Building Better Materials, Alum Isa Pan’s Penn Roots and MIT Research

2025 MSE Graduates, Caroline de Andrade, Nina Guo, Isa Pan and Vivek Nair | Photo credit: John Russell
By John Russell
Isa Pan still lights up when she talks about a certain kind of Penn evening, the kind that starts with a “quick check” in the lab and somehow turns into a late-night marathon of problem-solving, laughter, and music. In the middle of a senior design crunch, surrounded by the familiar sounds of a workshop, Isa and her teammates would keep the momentum going with a tradition all their own: Disney-themed songs blaring while they cut metal, punctuating the seriousness of engineering with the kind of joy that makes hard work feel shared.
That blend of rigor and spirit has followed Isa beyond campus. A 2025 graduate of the University of Pennsylvania, Isa earned an MSE alongside a degree in Chemistry, training that reflects both deep scientific curiosity and an engineer’s instinct to build. Today, Isa is a Ph.D. student at MIT in the Materials Science and Engineering department, pursuing research through the Program in Polymers and Soft Matter.
Isa’s path into polymers was shaped in a very Penn way: through steady, hands-on work and the guidance of a lab community that values craft, careful thinking, and learning by doing. Throughout Isa’s time at Penn, working in Russell Composto’s lab proved pivotal. Studying polymer structure and behavior wasn’t simply an academic exercise, it became a spark. Over time, that spark turned into a clear direction: a desire to dig deeper into the science of soft materials and to ask bigger questions about what polymers can do, and where they can take us.
At MIT, Isa is now working on block copolymer thin films and their role in the directed growth of metal films, research with potential impact on hard drive technology and beyond. The idea is both elegant and ambitious. By taking advantage of the natural structures that block copolymers form and growing metal seeds directly on the substrate, Isa’s work aims to create smaller domain sizes than current industrial limits allow. Smaller features can mean improved performance and efficiency, and Isa is especially motivated by the broader implications: approaches like this can contribute to more energy-efficient technologies and materials.
That focus, innovation in service of sustainability, sits at the heart of Isa’s motivation. “I’m passionate about developing new materials for clean energy,” Isa explains, grounded in a desire to help create technologies that reduce environmental impact and support a more sustainable future. It’s a calling that fits neatly with the foundation Isa built at Penn, where interdisciplinary training was not just encouraged, but expected.

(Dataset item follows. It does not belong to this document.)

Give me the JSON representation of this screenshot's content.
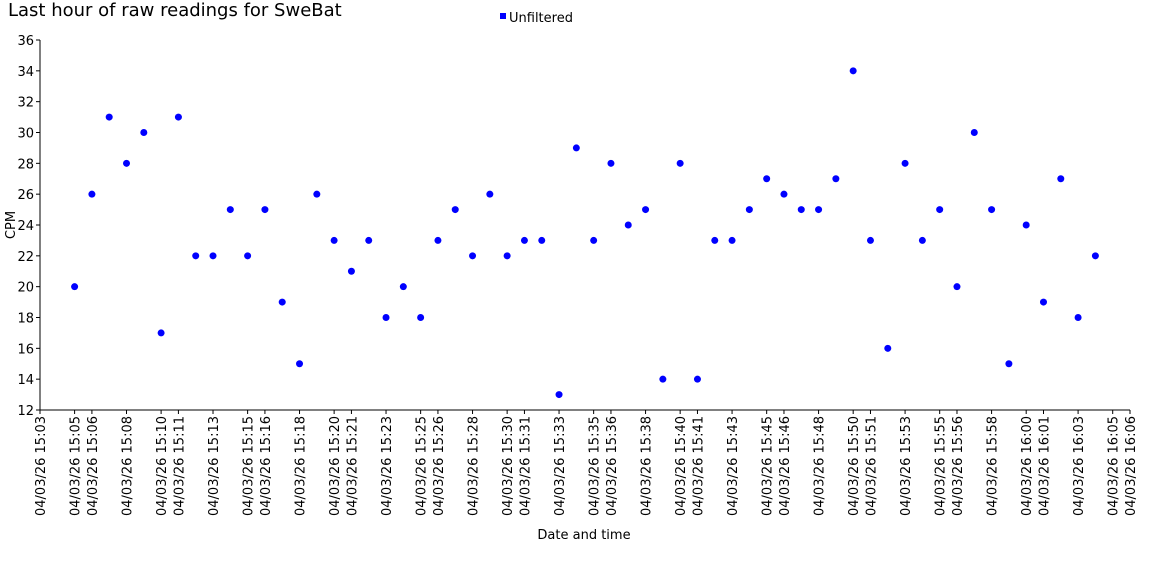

A key part of that foundation came through VIPER, Penn’s program designed to bridge science and engineering. For Isa, VIPER offered more than coursework, it offered a mindset: learn the fundamentals thoroughly, respect the disciplines that came before, and then apply that knowledge to real problems with real consequences. That kind of preparation continues to shape Isa’s work today at the intersection of polymers and energy materials, where the best solutions often come from people who can speak both the language of molecules and the language of machines.
Looking back, Isa’s fondest memories aren’t only about the research breakthroughs or the impressive lab skills gained along the way, though those mattered. They’re about people. About the senior design group that became a small community. About long nights that demanded patience and teamwork. About the joy of building something together, and the simple tradition of singing while working, proof that even the most technical paths are made meaningful by camaraderie.

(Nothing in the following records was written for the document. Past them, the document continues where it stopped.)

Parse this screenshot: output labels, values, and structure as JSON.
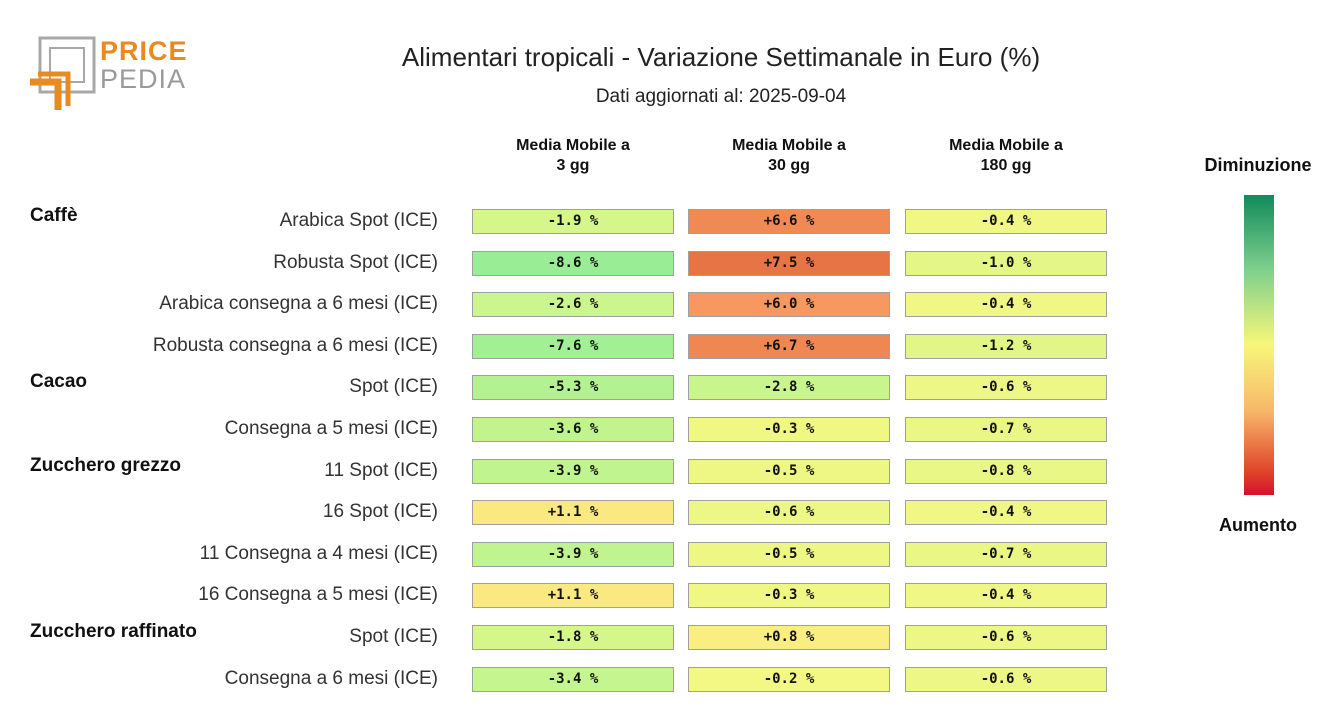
{
  "brand": {
    "logo_line1": "PRICE",
    "logo_line2": "PEDIA"
  },
  "title": "Alimentari tropicali - Variazione Settimanale in Euro (%)",
  "subtitle": "Dati aggiornati al: 2025-09-04",
  "legend": {
    "top_label": "Diminuzione",
    "bottom_label": "Aumento"
  },
  "colors": {
    "brand_orange": "#ea8a1e",
    "brand_gray": "#9a9a9a",
    "scale_green": "#128a5c",
    "scale_yellow": "#f7f77a",
    "scale_red": "#d4122a"
  },
  "chart_data": {
    "type": "heatmap",
    "title": "Alimentari tropicali - Variazione Settimanale in Euro (%)",
    "columns": [
      "Media Mobile a\n3 gg",
      "Media Mobile a\n30 gg",
      "Media Mobile a\n180 gg"
    ],
    "groups": [
      {
        "name": "Caffè",
        "rows": [
          {
            "label": "Arabica Spot (ICE)",
            "values": [
              "-1.9 %",
              "+6.6 %",
              "-0.4 %"
            ]
          },
          {
            "label": "Robusta Spot (ICE)",
            "values": [
              "-8.6 %",
              "+7.5 %",
              "-1.0 %"
            ]
          },
          {
            "label": "Arabica consegna a 6 mesi (ICE)",
            "values": [
              "-2.6 %",
              "+6.0 %",
              "-0.4 %"
            ]
          },
          {
            "label": "Robusta consegna a 6 mesi (ICE)",
            "values": [
              "-7.6 %",
              "+6.7 %",
              "-1.2 %"
            ]
          }
        ]
      },
      {
        "name": "Cacao",
        "rows": [
          {
            "label": "Spot (ICE)",
            "values": [
              "-5.3 %",
              "-2.8 %",
              "-0.6 %"
            ]
          },
          {
            "label": "Consegna a 5 mesi (ICE)",
            "values": [
              "-3.6 %",
              "-0.3 %",
              "-0.7 %"
            ]
          }
        ]
      },
      {
        "name": "Zucchero grezzo",
        "rows": [
          {
            "label": "11 Spot (ICE)",
            "values": [
              "-3.9 %",
              "-0.5 %",
              "-0.8 %"
            ]
          },
          {
            "label": "16 Spot (ICE)",
            "values": [
              "+1.1 %",
              "-0.6 %",
              "-0.4 %"
            ]
          },
          {
            "label": "11 Consegna a 4 mesi (ICE)",
            "values": [
              "-3.9 %",
              "-0.5 %",
              "-0.7 %"
            ]
          },
          {
            "label": "16 Consegna a 5 mesi (ICE)",
            "values": [
              "+1.1 %",
              "-0.3 %",
              "-0.4 %"
            ]
          }
        ]
      },
      {
        "name": "Zucchero raffinato",
        "rows": [
          {
            "label": "Spot (ICE)",
            "values": [
              "-1.8 %",
              "+0.8 %",
              "-0.6 %"
            ]
          },
          {
            "label": "Consegna a 6 mesi (ICE)",
            "values": [
              "-3.4 %",
              "-0.2 %",
              "-0.6 %"
            ]
          }
        ]
      }
    ]
  }
}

In many ways, Isa Pan represents what Penn does best: turning curiosity into capability, and capability into purpose. From Russell Composto’s lab to MIT’s polymer program, Isa’s journey shows how strong training, steady mentorship, and a love for the work can carry a student from one campus to the next, and from a favorite memory in the workshop to research aimed at shaping a more efficient, sustainable world.